Don't get me wrong, I really hope companies retaliate by killing Australia's tech industry so the government realises how much they just shot themselves in the feet (if you can't buy an iPhone from Apple in Australia I guarantee there will be riots -- that's just what it takes unfortunately). But if you're an employer you should make your employees whole -- because doing otherwise will result in lawsuits.
> If I was fired because of a legislation change I'd sue my employer for unfair dismissal.
It wouldn't really be unfair (of the business) though. It'd be more a case of legislation making the operating environment untenable, thus the business having to let go of Oz staff.

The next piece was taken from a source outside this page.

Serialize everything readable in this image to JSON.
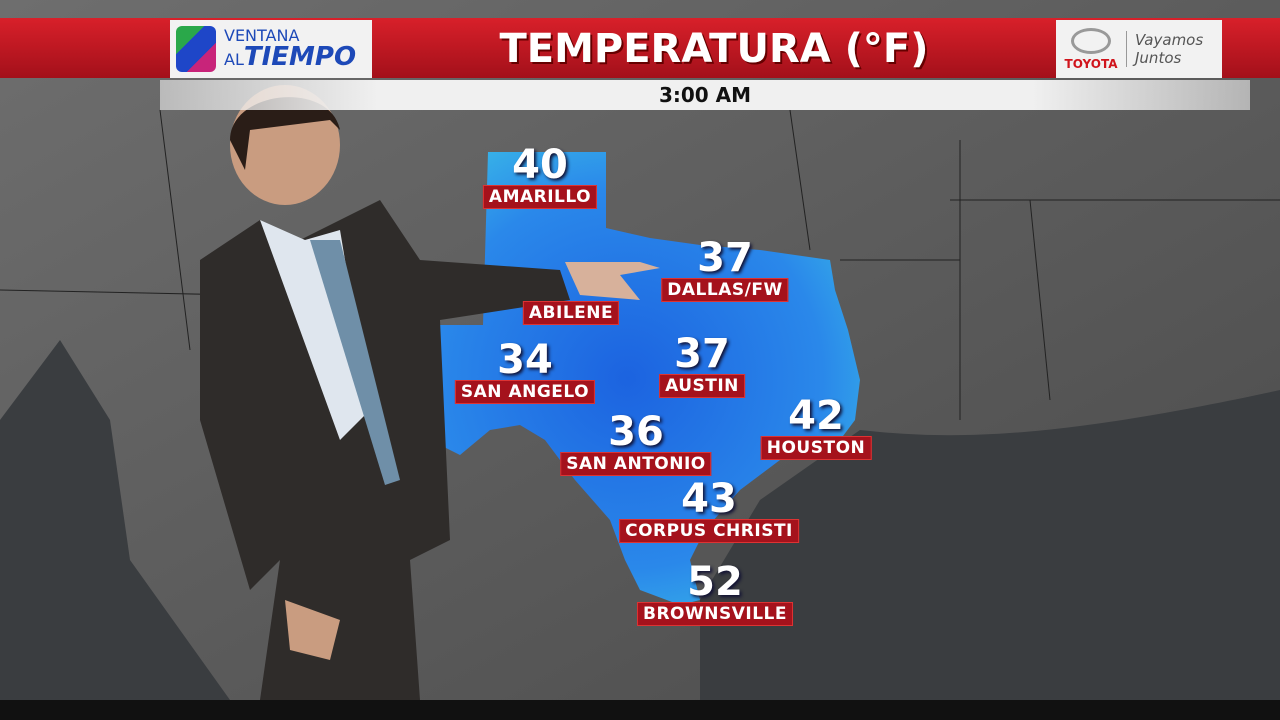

That's not the business's fault, as much as the situation clearly sucks.
No, it isn't the business's fault they can't really operate in Australia anymore because of a legislative change.
But the business can decide how they'd lay off all their employees, and a proper severance (and transition period) and so on would be the reasonable way to do it. There is an unfair (retaliatory) way to do it too, and that's what I was referring to.
This should not be a discussion about Australia or any government in particular. The discussion should be about the importance of not supporting closed source.
I believe in open-source. This just proves once again that closed source cannot be trusted. I would never use 1Password or any of it's variants. It still amazes me that so many people are sending their most precious secrets to a commercial companies' cloud server.
I only use Keepass open source password manager, every day for over 9 years now, and I'm really thankful to the devs that build and maintain this nice piece of software.
We do not, at this point, know whether it will be necessary or useful to place extra monitoring on people working for 1Password who may be subject to Australian laws.
So not only does this idiotic law destroy the Australian software industry, it could prevent Australians from being hired outside Australia. Someone or some group in the Liberal/National Party (the current government here in Australia) really, really, really hates developers.
Edit. Time for some Aussie geek civil disobedience I think.
Edit 2. We have a huge number of Aussie developers here on HN. Let's use this to organise some sort of protest. Either that or we will all be off to Centrelink.